Tuesday, October 16, 2018

Figure Flats For Wargaming and RPGs

Like every gamer I like having metal or plastic miniatures on the table when doing grid-based combat1, but am increasing less enthused when it comes to the job of basing them3, prepping them4 and painting them, as this takes time I'd rather use to be playing.

So I've fallen back on an old idea, made new again first by Stephen Jackson (or GURPS fame) and later by several others, of cardboard representations of the figures mounted in some sort of base.

The disadvantages boil down to "not a three dimensional figure" and "can easily blow over if clods abound". The advantages are that the artwork is often superb and large collections can be transported with a fraction of the time and trouble three-d minis cause.

Steve Jackson's Cardboard Heroes were assembled as "tents", so the figures resembled upside-down letter Vs with a base that could be stuck to a coin for heft.

Pathfinder sells collections of high quality thick card "Figure Flats" to match their printed products5 that are sort of like cardboard tombstones in shape. They are designed to slip into a grooved set of jaws of the special bases they sell. These bases are not cheap either, because they are quite complex mouldings made, unless I miss my guess, by injection moulding. Dies represent a hefty investment - they have to be fabricated using machine tools, which is why small companies don't do plastic injection very often.

Precis Intermedia make a series of figures that can be assembled as triangular prisms, flats and counters, and also sell a rather nice base to take the flats. These are the bases I prefer to use as they are much less expensive than the Pathfinder ones and actually grip the thinner card likely to be used to make them. Precis Intremedia actually sell PDFs of these figures for download and print-at-home..

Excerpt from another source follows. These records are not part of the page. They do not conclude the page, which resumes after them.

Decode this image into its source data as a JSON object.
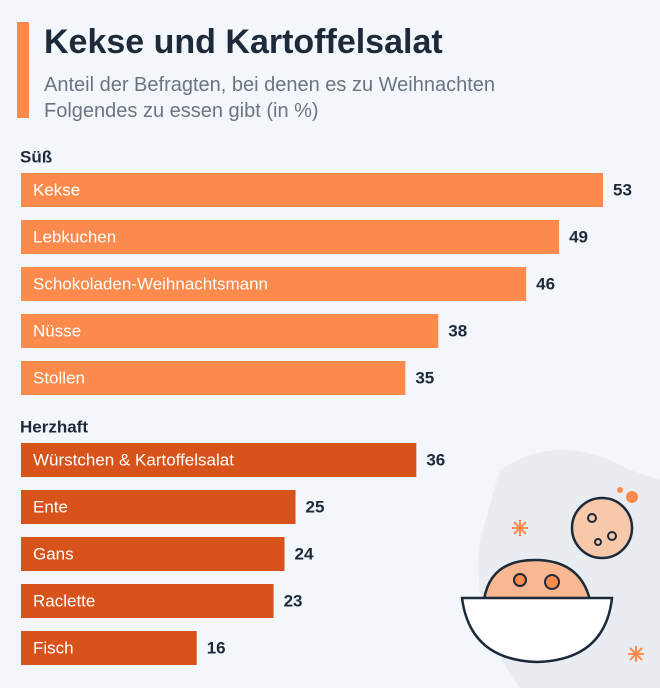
{
  "header": {
    "title": "Kekse und Kartoffelsalat",
    "subtitle_lines": [
      "Anteil der Befragten, bei denen es zu Weihnachten",
      "Folgendes zu essen gibt (in %)"
    ]
  },
  "chart_data": [
    {
      "type": "bar",
      "title": "Süß",
      "color": "#fc8a4c",
      "categories": [
        "Kekse",
        "Lebkuchen",
        "Schokoladen-Weihnachtsmann",
        "Nüsse",
        "Stollen"
      ],
      "values": [
        53,
        49,
        46,
        38,
        35
      ]
    },
    {
      "type": "bar",
      "title": "Herzhaft",
      "color": "#d8531b",
      "categories": [
        "Würstchen & Kartoffelsalat",
        "Ente",
        "Gans",
        "Raclette",
        "Fisch"
      ],
      "values": [
        36,
        25,
        24,
        23,
        16
      ]
    }
  ]
}
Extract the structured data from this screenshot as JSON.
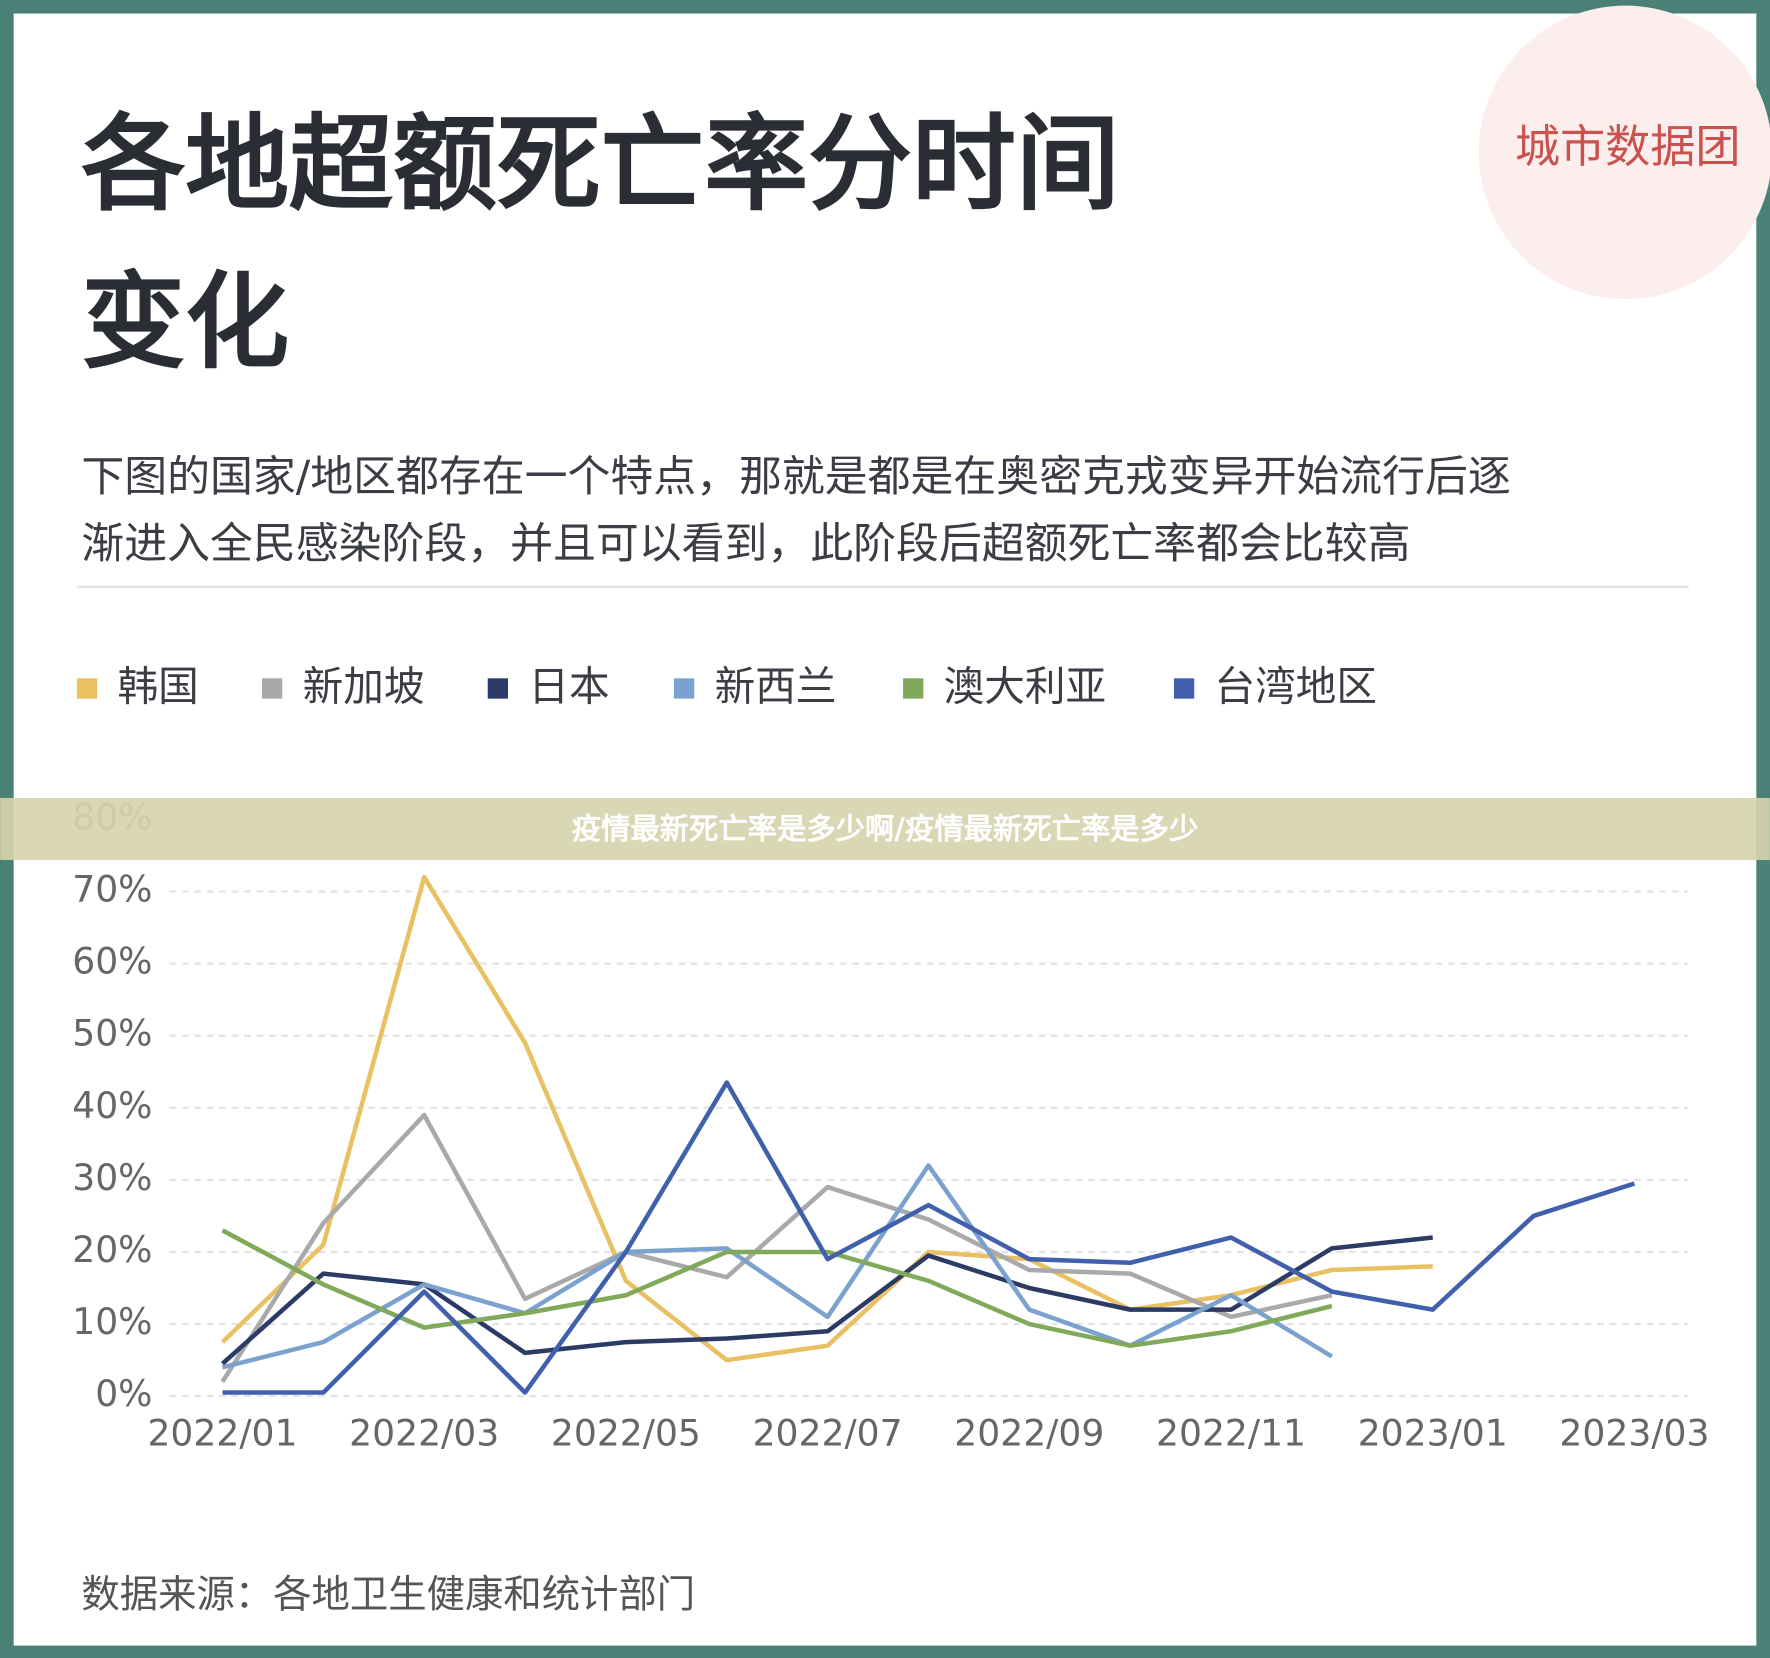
{
  "chart_data": {
    "type": "line",
    "title_lines": [
      "各地超额死亡率分时间",
      "变化"
    ],
    "subtitle_lines": [
      "下图的国家/地区都存在一个特点，那就是都是在奥密克戎变异开始流行后逐",
      "渐进入全民感染阶段，并且可以看到，此阶段后超额死亡率都会比较高"
    ],
    "watermark": "城市数据团",
    "banner": "疫情最新死亡率是多少啊/疫情最新死亡率是多少",
    "source": "数据来源：各地卫生健康和统计部门",
    "categories": [
      "2022/01",
      null,
      "2022/03",
      null,
      "2022/05",
      null,
      "2022/07",
      null,
      "2022/09",
      null,
      "2022/11",
      null,
      "2023/01",
      null,
      "2023/03"
    ],
    "ylim": [
      0,
      80
    ],
    "yticks": [
      {
        "value": 0,
        "label": "0%"
      },
      {
        "value": 10,
        "label": "10%"
      },
      {
        "value": 20,
        "label": "20%"
      },
      {
        "value": 30,
        "label": "30%"
      },
      {
        "value": 40,
        "label": "40%"
      },
      {
        "value": 50,
        "label": "50%"
      },
      {
        "value": 60,
        "label": "60%"
      },
      {
        "value": 70,
        "label": "70%"
      },
      {
        "value": 80,
        "label": "80%"
      }
    ],
    "grid": true,
    "legend": "top",
    "series": [
      {
        "name": "韩国",
        "color": "#e9c062",
        "values": [
          7.5,
          21,
          72,
          49,
          16,
          5,
          7,
          20,
          19,
          12,
          14,
          17.5,
          18,
          null,
          null
        ]
      },
      {
        "name": "新加坡",
        "color": "#a9a9a9",
        "values": [
          2,
          24,
          39,
          13.5,
          20,
          16.5,
          29,
          24.5,
          17.5,
          17,
          11,
          14,
          null,
          null,
          null
        ]
      },
      {
        "name": "日本",
        "color": "#2c3a66",
        "values": [
          4.5,
          17,
          15.5,
          6,
          7.5,
          8,
          9,
          19.5,
          15,
          12,
          12,
          20.5,
          22,
          null,
          null
        ]
      },
      {
        "name": "新西兰",
        "color": "#7ba2cf",
        "values": [
          4,
          7.5,
          15.5,
          11.5,
          20,
          20.5,
          11,
          32,
          12,
          7,
          14,
          5.5,
          null,
          null,
          null
        ]
      },
      {
        "name": "澳大利亚",
        "color": "#80a95a",
        "values": [
          23,
          15.5,
          9.5,
          11.5,
          14,
          20,
          20,
          16,
          10,
          7,
          9,
          12.5,
          null,
          null,
          null
        ]
      },
      {
        "name": "台湾地区",
        "color": "#4160ac",
        "values": [
          0.5,
          0.5,
          14.5,
          0.5,
          20,
          43.5,
          19,
          26.5,
          19,
          18.5,
          22,
          14.5,
          12,
          25,
          29.5
        ]
      }
    ]
  }
}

Pinnacle Entertainment Group, the company that puts out my favorite RPG system Savage Worlds also make a range of settings for the basic system, most of which (but not all) also have an available line of figure flats for purchase. These are intended to be assembled as triangular prisms and so have three faces, one of which is a black silhouette and the other two a full-color depiction of whatever it is.

I have extensive collections of both Pinnacle's and Precis Intermedia's product lines, but I prefer the figures to be presented as simple two-sided flats, with a rear and front depiction. I also prefer the figures to be slightly larger than either company chooses to make them so that the detail prints properly on inexpensive home printers that cannot get anywhere near the resolution of a professional printing press. So, to get a usable figure collection I have to do a bit of work.

Job one is to import a page of figures into a program like Photoshop or GIMP so they can be re-engineered. The Pinnacle figures are usually presented in a tight matrix that makes good use of the card available but is not suitable for flats to be mounted in a clip-base. I pick out the figure I want, and carefully extract two of the three panels from the original (one side image and the rear silhouette).

Using the rulers and guides in the graphics program I carefully scale the image appropriately. With Necessary Evil, for example, the PC Villains were scaled to be larger than the NPC aliens, which in turn were scaled up slightly so they would print cleanly. For Deadlands I made the figures, which started life at about 1.25 inches tall (including whitespace) 1.5 inches tall. I then carefully added a half-inch tab to the bottom of the character. This is what got printed, on high quality matte paper.

The printed figure art was then stuck to card using rubber cement. This is a decent bond for the duration of the preparation, but won't last long in play as the glue gradually loses its grip.

The figure was then carefully cut out using a sharp Xacto knife, the fold line scored and the figure folded and glued into a flat. It was now a two-sided cardboard affair of decent thickness6 with a tab. This I wrapped with heavy duty clear Scotch brand wrapping tape. I started about halfway down the tab on the rear side of the flat, wrapping the tape over the back of the figure, across the top, back down the front and cutting enough to fold over the bottom and cover the initial start point of the tape. The sides of the tape wre then trimmed flush with the sides of the flat.

The wrapping was done for several reasons, starting with the fact that rubber cement does not form a durable bond with the card. Wrapping over the top and bottom not only made sure the paper would not come away from the card backing, it formed a durable point at which the base attached - slipping the figure into the base posed no threat that the paper would be torn away from the card by the jaws of the base itself.

The glossy tape also made the card figure durable vs greasy dimwit player fingers, and gave me a nice erasable surface on which to write with wet- or dry-erase pens to indicate special status or wounds or whatever.

So not quick as far as preparation goes, but oodles quicker than painting.

  1. In which the RPG sort of strays into board game territory in the name of clarity and fun. Some hate it and prefer Theater of the Mind2, but I see useful applications of both techniques
  2. In which all combat scenarios are enacted in the players' heads and no miniatures a re needed. All RPG combat was like this at first
  3. i.e. gluing them to a base and then dressing the base to look nice
  4. An endless process of removing the casting lines and flash, changing out patrs for others in order to make the figure unique, bending or cutting/regluing to change the pose etc
  5. Bestiaries and Adventure Modules
  6. Because two layers of card, yes?